International Court of Justice
International Court of JusticeiStock

The International Court of Justice (ICJ) ruled on Wednesday that Iran can proceed with a bid to recover billions of dollars in frozen assets which the United States says must go to victims of attacks blamed on Tehran, AFP reported.

Judges in the UN's top court rejected US claims that the case should be thrown out because Iran had "unclean hands" due to alleged links to terrorism, and that the tribunal in The Hague did not have jurisdiction in the lawsuit.

In June of 2016, Iran filed a formal complaint with the International Court of Justice over the US Supreme Court’s ruling that nearly $2 billion in assets frozen in the United States will be recovered as compensation to families of victims of terrorist attacks linked to the Islamic Republic.

Iran claimed the case breached a 1955 "Treaty of Amity" between Washington and Tehran signed before Iran's Islamic Revolution.

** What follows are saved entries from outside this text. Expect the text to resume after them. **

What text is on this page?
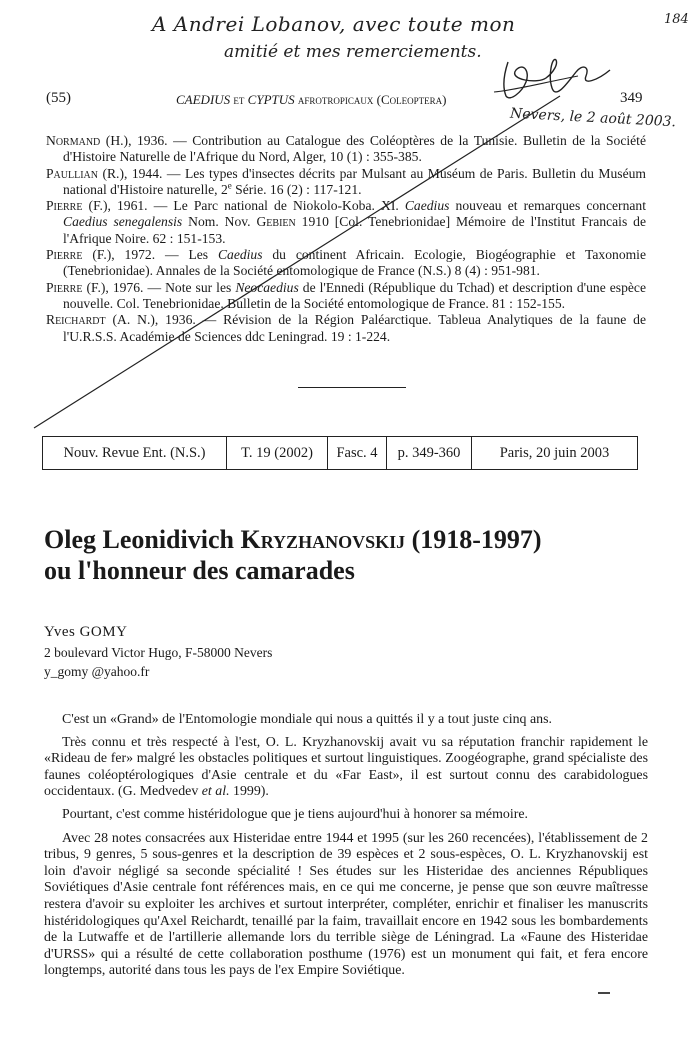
A Andrei Lobanov, avec toute mon
amitié et mes remerciements.
184
Nevers, le 2 août 2003.
(55)	CAEDIUS et CYPTUS afrotropicaux (Coleoptera)	349

Normand (H.), 1936. — Contribution au Catalogue des Coléoptères de la Tunisie. Bulletin de la Société d'Histoire Naturelle de l'Afrique du Nord, Alger, 10 (1) : 355-385.

Paullian (R.), 1944. — Les types d'insectes décrits par Mulsant au Muséum de Paris. Bulletin du Muséum national d'Histoire naturelle, 2e Série. 16 (2) : 117-121.

Pierre (F.), 1961. — Le Parc national de Niokolo-Koba. XI. Caedius nouveau et remarques concernant Caedius senegalensis Nom. Nov. Gebien 1910 [Col. Tenebrionidae] Mémoire de l'Institut Francais de l'Afrique Noire. 62 : 151-153.

Pierre (F.), 1972. — Les Caedius du continent Africain. Ecologie, Biogéographie et Taxonomie (Tenebrionidae). Annales de la Société entomologique de France (N.S.) 8 (4) : 951-981.

Pierre (F.), 1976. — Note sur les Neocaedius de l'Ennedi (République du Tchad) et description d'une espèce nouvelle. Col. Tenebrionidae. Bulletin de la Société entomologique de France. 81 : 152-155.

Reichardt (A. N.), 1936. — Révision de la Région Paléarctique. Tableua Analytiques de la faune de l'U.R.S.S. Académie de Sciences ddc Leningrad. 19 : 1-224.

Nouv. Revue Ent. (N.S.)	T. 19 (2002)	Fasc. 4	p. 349-360	Paris, 20 juin 2003
Oleg Leonidivich Kryzhanovskij (1918-1997)
ou l'honneur des camarades
Yves GOMY
2 boulevard Victor Hugo, F-58000 Nevers
y_gomy @yahoo.fr

C'est un «Grand» de l'Entomologie mondiale qui nous a quittés il y a tout juste cinq ans.

Très connu et très respecté à l'est, O. L. Kryzhanovskij avait vu sa réputation franchir rapidement le «Rideau de fer» malgré les obstacles politiques et surtout linguistiques. Zoogéographe, grand spécialiste des faunes coléoptérologiques d'Asie centrale et du «Far East», il est surtout connu des carabidologues occidentaux. (G. Medvedev et al. 1999).

Pourtant, c'est comme histéridologue que je tiens aujourd'hui à honorer sa mémoire.

Avec 28 notes consacrées aux Histeridae entre 1944 et 1995 (sur les 260 recencées), l'établissement de 2 tribus, 9 genres, 5 sous-genres et la description de 39 espèces et 2 sous-espèces, O. L. Kryzhanovskij est loin d'avoir négligé sa seconde spécialité ! Ses études sur les Histeridae des anciennes Républiques Soviétiques d'Asie centrale font références mais, en ce qui me concerne, je pense que son œuvre maîtresse restera d'avoir su exploiter les archives et surtout interpréter, compléter, enrichir et finaliser les manuscrits histéridologiques qu'Axel Reichardt, tenaillé par la faim, travaillait encore en 1942 sous les bombardements de la Lutwaffe et de l'artillerie allemande lors du terrible siège de Léningrad. La «Faune des Histeridae d'URSS» qui a résulté de cette collaboration posthume (1976) est un monument qui fait, et fera encore longtemps, autorité dans tous les pays de l'ex Empire Soviétique.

Late last year, Washington tore up that treaty after the ICJ in a separate case ordered the United States to ease sanctions that were reimposed on Iran by US President Donald Trump after he pulled out of Iran's 2015 international nuclear deal.

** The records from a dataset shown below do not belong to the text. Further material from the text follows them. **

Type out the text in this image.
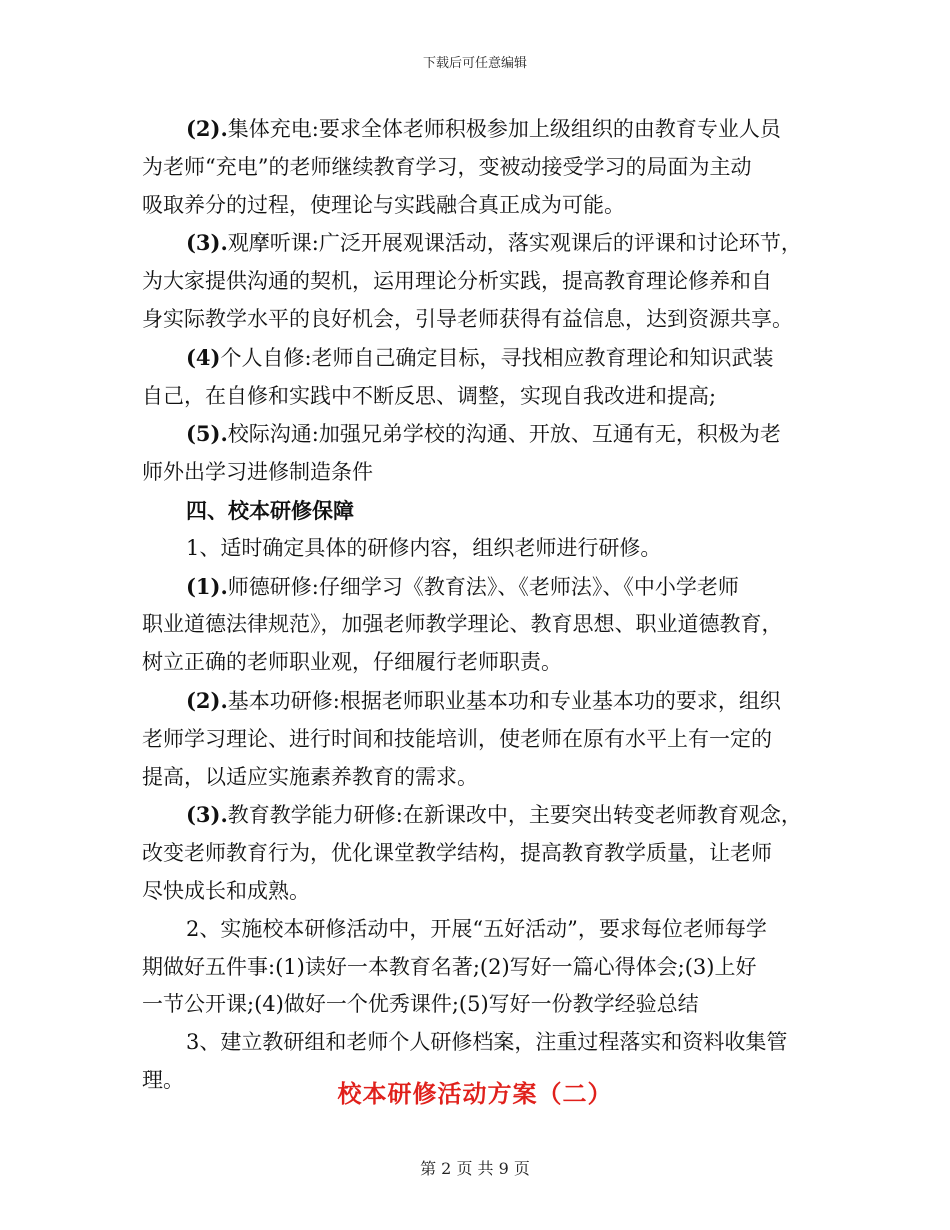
下载后可任意编辑
(2).集体充电:要求全体老师积极参加上级组织的由教育专业人员
为老师“充电”的老师继续教育学习，变被动接受学习的局面为主动
吸取养分的过程，使理论与实践融合真正成为可能。
(3).观摩听课:广泛开展观课活动，落实观课后的评课和讨论环节，
为大家提供沟通的契机，运用理论分析实践，提高教育理论修养和自
身实际教学水平的良好机会，引导老师获得有益信息，达到资源共享。
(4)个人自修:老师自己确定目标，寻找相应教育理论和知识武装
自己，在自修和实践中不断反思、调整，实现自我改进和提高;
(5).校际沟通:加强兄弟学校的沟通、开放、互通有无，积极为老
师外出学习进修制造条件
四、校本研修保障
1、适时确定具体的研修内容，组织老师进行研修。
(1).师德研修:仔细学习《教育法》、《老师法》、《中小学老师
职业道德法律规范》，加强老师教学理论、教育思想、职业道德教育，
树立正确的老师职业观，仔细履行老师职责。
(2).基本功研修:根据老师职业基本功和专业基本功的要求，组织
老师学习理论、进行时间和技能培训，使老师在原有水平上有一定的
提高，以适应实施素养教育的需求。
(3).教育教学能力研修:在新课改中，主要突出转变老师教育观念，
改变老师教育行为，优化课堂教学结构，提高教育教学质量，让老师
尽快成长和成熟。
2、实施校本研修活动中，开展“五好活动”，要求每位老师每学
期做好五件事:(1)读好一本教育名著;(2)写好一篇心得体会;(3)上好
一节公开课;(4)做好一个优秀课件;(5)写好一份教学经验总结
3、建立教研组和老师个人研修档案，注重过程落实和资料收集管
理。	校本研修活动方案（二）
第 2 页 共 9 页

The court will hold further hearings to decide whether Iran can get back the $2 billion frozen by the US Supreme Court in 2016.

Abdulqawi Ahmed Yusuf, the chief judge at the ICJ, said the court "unanimously rejects the preliminary objections to admissibility raised by the United States of America".

The court also "finds that it has jurisdiction" to rule on the case, Yusuf said at the end of an hour-long reading of the judgment.